Hier wird gerufen: Haltet den Dieb! –, wo selbst politische Versäumnisse vorliegen und es offensichtlich auch nicht gewollt worden ist.
Ich finde, der beste Kommentar zu dieser Demonstration fand sich gestern auf der Titelseite des „Kurier“. Dort stand auf der ersten Seite in großen Lettern: „Erste Arbeiterdemonstration für Hungerlöhne“. Wenn Sie sich die Berichte über diese Demonstration ansehen und auch, wie sich Beschäftigte, die daran teilgenommen haben, geäußert bzw. vielsagend nicht geäußert haben, muss man sagen: Das war offensichtlich eine von den Unternehmen bezahlte Demonstration, wo auf Beschäftigte Druck ausgeübt worden ist. Dieses Geld wäre besser für die Bezahlung der Beschäftigten als für diese verunglückte Veranstaltung eingesetzt worden.
Ich bin der Auffassung – so hat das Land Berlin bislang im Beirat der Bundesnetzagentur, wo das Thema behandelt worden ist, agiert, und so werden wir auch im Bundesrat agieren –, dass wir für den Bereich der Postdienstleistungen auch einen entsprechenden Mindestlohntarifvertrag oder eine entsprechende Mindestlohnvereinbarung haben müssen und die Tarifbindung hergestellt werden muss. Aus der Tatsache, dass wir im Rahmen der Ausschreibung die Postdienstleistungen wieder an die PIN AG vergeben haben, obwohl es mittlerweile immer noch keinen Tarifvertrag gibt, haben wir die Schlussfolgerung gezogen – demnächst wird der Gesetzentwurf im Senat behandelt werden, er ist gerade in der Schlussphase der Mitzeichnung –, dass wir für die öffentliche Auftragsvergabe des Landes Berlin demnächst nicht nur für den Baubereich, sondern für alle Bereiche die Tariftreue verbind
lich vorschreiben und für den Bereich, in dem keine Tarifverträge existieren, einen Mindestlohn bei der Vergabe verbindlich festschreiben, damit diese Dumpingverhältnisse nicht mehr zulässig und möglich sind.

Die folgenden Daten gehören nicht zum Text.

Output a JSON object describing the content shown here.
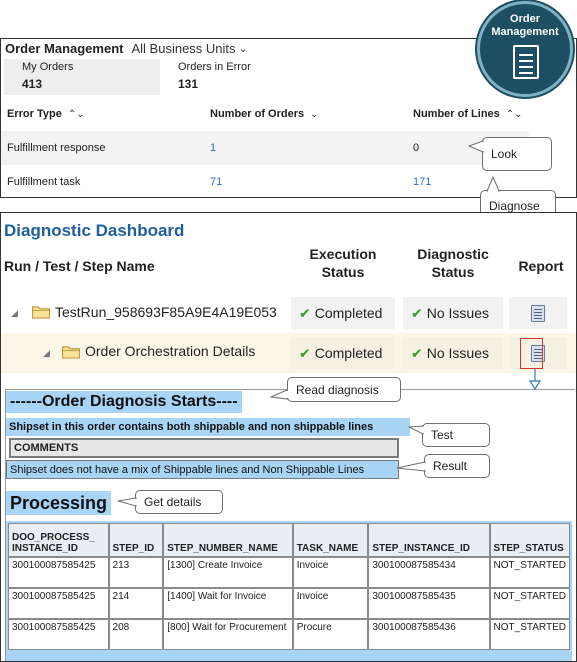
{
  "order_management": {
    "title": "Order Management",
    "scope": "All Business Units",
    "cards": [
      {
        "label": "My Orders",
        "count": "413"
      },
      {
        "label": "Orders in Error",
        "count": "131"
      }
    ],
    "table": {
      "headers": [
        "Error Type",
        "Number of Orders",
        "Number of Lines"
      ],
      "rows": [
        {
          "type": "Fulfillment response",
          "orders": "1",
          "lines": "0"
        },
        {
          "type": "Fulfillment task",
          "orders": "71",
          "lines": "171"
        }
      ]
    }
  },
  "badge": {
    "line1": "Order",
    "line2": "Management",
    "icon": "document-list-icon"
  },
  "callouts": {
    "look": "Look",
    "diagnose": "Diagnose",
    "read_diagnosis": "Read diagnosis",
    "test": "Test",
    "result": "Result",
    "get_details": "Get details"
  },
  "dashboard": {
    "title": "Diagnostic Dashboard",
    "headers": {
      "name": "Run / Test / Step Name",
      "execution_line1": "Execution",
      "execution_line2": "Status",
      "diagnostic_line1": "Diagnostic",
      "diagnostic_line2": "Status",
      "report": "Report"
    },
    "rows": [
      {
        "name": "TestRun_958693F85A9E4A19E053",
        "execution": "Completed",
        "diagnostic": "No Issues"
      },
      {
        "name": "Order Orchestration Details",
        "execution": "Completed",
        "diagnostic": "No Issues"
      }
    ]
  },
  "diagnosis": {
    "heading": "------Order Diagnosis Starts----",
    "test_line": "Shipset in this order contains both shippable and non shippable lines",
    "comments_label": "COMMENTS",
    "result_line": "Shipset does not have a mix of Shippable lines and Non Shippable Lines",
    "processing_heading": "Processing",
    "table": {
      "headers": [
        "DOO_PROCESS_INSTANCE_ID",
        "STEP_ID",
        "STEP_NUMBER_NAME",
        "TASK_NAME",
        "STEP_INSTANCE_ID",
        "STEP_STATUS"
      ],
      "header_wrap": [
        "DOO_PROCESS_",
        "INSTANCE_ID"
      ],
      "rows": [
        [
          "300100087585425",
          "213",
          "[1300] Create Invoice",
          "Invoice",
          "300100087585434",
          "NOT_STARTED"
        ],
        [
          "300100087585425",
          "214",
          "[1400] Wait for Invoice",
          "Invoice",
          "300100087585435",
          "NOT_STARTED"
        ],
        [
          "300100087585425",
          "208",
          "[800] Wait for Procurement",
          "Procure",
          "300100087585436",
          "NOT_STARTED"
        ]
      ]
    }
  },
  "colors": {
    "accent_blue": "#1f5f9e",
    "link_blue": "#2a6ebb",
    "highlight_blue": "#a8d4f5",
    "badge_teal": "#1d4e62",
    "check_green": "#3a9a2e",
    "report_outline_red": "#d83232"
  }
}
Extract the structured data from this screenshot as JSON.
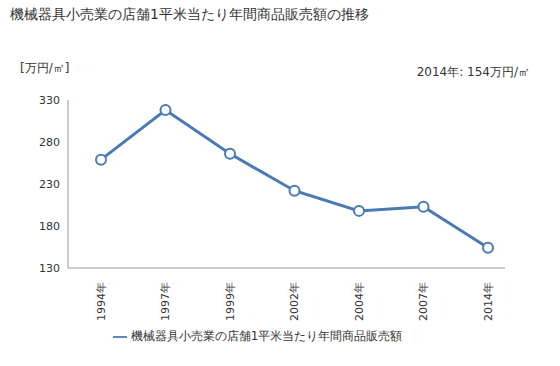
{
  "chart_data": {
    "type": "line",
    "title": "機械器具小売業の店舗1平米当たり年間商品販売額の推移",
    "y_label": "[万円/㎡]",
    "annotation": "2014年: 154万円/㎡",
    "categories": [
      "1994年",
      "1997年",
      "1999年",
      "2002年",
      "2004年",
      "2007年",
      "2014年"
    ],
    "series": [
      {
        "name": "機械器具小売業の店舗1平米当たり年間商品販売額",
        "color": "#4a7ab5",
        "marker": "circle",
        "values": [
          259,
          318,
          266,
          222,
          198,
          203,
          154
        ]
      }
    ],
    "ylim": [
      130,
      330
    ],
    "yticks": [
      130,
      180,
      230,
      280,
      330
    ],
    "grid": false,
    "legend": "bottom"
  }
}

Ansonsten muss man sehen, wie sich das jetzt bundesweit entwickelt. Die Position des Landes Berlin in dieser Frage ist klar pro Mindestlohn und dafür, dass endlich Tarifverträge abgeschlossen werden müssen. Das wäre übrigens auch gut für die Qualität der Dienstleistungen dieser Branche, die immer noch von Kleinstanbietern gekennzeichnet ist und es häufig an Zuverlässigkeit mangeln lässt.
Herr Senator Wolf! Schönen Dank für die Beantwortung der Frage! – Noch eine Nachfrage: Kann ich Ihrer Aussage entnehmen, dass es keine weitere Verlängerung mit der PIN AG geben wird, wenn sie bis zum Zeitpunkt der Ausschreibung keinen Mindestlohn eingeführt hat?

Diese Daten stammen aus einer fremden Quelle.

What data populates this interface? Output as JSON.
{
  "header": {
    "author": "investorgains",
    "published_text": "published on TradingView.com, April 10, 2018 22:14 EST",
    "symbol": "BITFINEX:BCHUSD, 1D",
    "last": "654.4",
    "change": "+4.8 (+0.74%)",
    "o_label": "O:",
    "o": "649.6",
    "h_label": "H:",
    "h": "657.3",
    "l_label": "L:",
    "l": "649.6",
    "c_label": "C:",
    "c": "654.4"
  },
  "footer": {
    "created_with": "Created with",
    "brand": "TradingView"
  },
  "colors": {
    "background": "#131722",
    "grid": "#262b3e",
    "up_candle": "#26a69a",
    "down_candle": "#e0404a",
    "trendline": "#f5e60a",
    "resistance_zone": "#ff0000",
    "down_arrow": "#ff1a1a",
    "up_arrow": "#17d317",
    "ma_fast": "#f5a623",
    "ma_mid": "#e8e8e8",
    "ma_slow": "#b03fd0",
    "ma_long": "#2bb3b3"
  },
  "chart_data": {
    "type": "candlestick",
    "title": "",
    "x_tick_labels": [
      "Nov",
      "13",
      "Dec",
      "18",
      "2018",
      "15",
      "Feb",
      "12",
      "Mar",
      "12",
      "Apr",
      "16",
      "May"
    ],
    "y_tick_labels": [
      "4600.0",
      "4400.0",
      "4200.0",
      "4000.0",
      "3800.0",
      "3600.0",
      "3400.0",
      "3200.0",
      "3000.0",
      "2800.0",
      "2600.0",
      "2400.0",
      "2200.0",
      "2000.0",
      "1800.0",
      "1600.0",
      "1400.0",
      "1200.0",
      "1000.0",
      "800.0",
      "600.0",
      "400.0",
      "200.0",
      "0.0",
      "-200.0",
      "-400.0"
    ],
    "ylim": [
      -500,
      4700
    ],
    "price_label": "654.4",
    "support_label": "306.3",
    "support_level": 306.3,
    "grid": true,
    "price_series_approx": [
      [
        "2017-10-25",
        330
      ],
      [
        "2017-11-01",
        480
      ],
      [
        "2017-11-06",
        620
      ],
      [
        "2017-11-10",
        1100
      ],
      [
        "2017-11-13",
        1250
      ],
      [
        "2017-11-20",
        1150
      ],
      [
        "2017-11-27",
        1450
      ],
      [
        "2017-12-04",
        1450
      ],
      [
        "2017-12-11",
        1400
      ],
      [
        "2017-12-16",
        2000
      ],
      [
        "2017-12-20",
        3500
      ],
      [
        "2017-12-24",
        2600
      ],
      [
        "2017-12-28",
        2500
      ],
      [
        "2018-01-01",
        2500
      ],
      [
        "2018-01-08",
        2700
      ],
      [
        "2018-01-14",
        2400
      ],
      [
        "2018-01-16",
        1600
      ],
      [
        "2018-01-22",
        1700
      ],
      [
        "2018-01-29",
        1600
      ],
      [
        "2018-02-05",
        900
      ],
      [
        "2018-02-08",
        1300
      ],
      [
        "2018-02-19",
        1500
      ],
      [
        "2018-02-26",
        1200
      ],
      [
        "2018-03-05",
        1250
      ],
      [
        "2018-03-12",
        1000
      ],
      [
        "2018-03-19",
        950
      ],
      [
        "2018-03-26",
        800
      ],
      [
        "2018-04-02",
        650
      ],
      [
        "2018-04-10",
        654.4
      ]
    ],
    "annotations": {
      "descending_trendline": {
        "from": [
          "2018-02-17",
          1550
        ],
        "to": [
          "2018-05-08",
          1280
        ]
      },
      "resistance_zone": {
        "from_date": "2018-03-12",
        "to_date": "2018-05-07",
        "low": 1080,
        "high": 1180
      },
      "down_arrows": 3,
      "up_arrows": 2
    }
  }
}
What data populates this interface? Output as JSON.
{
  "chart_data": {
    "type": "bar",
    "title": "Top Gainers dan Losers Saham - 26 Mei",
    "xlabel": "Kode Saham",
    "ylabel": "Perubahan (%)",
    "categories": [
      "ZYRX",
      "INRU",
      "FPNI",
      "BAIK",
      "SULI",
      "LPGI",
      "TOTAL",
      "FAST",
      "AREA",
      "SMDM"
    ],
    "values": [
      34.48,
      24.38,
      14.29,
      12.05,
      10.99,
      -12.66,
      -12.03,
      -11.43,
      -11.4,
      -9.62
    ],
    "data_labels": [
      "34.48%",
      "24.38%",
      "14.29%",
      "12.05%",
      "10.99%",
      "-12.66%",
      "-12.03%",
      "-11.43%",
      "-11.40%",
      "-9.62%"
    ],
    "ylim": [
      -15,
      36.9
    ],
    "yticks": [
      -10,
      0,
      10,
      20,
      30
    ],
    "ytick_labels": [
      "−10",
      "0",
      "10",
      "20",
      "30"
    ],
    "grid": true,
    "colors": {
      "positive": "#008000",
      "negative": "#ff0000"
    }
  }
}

Frau Abgeordnete Grosse! Wenn das Parlament mit Ihrer tätigen Mithilfe und der anderer den von mir demnächst vorgelegten Gesetzentwurf zur Novellierung des Vergabegesetzes mit der Tariftreue auch für die Leistungen außerhalb des Baubereiches beschließt, dann wird es so sein, dass bei einer Neuausschreibung verpflichtend vorgeschrieben ist, dass hier Tariftreue bzw. die Mindestlohnregelung eingehalten werden.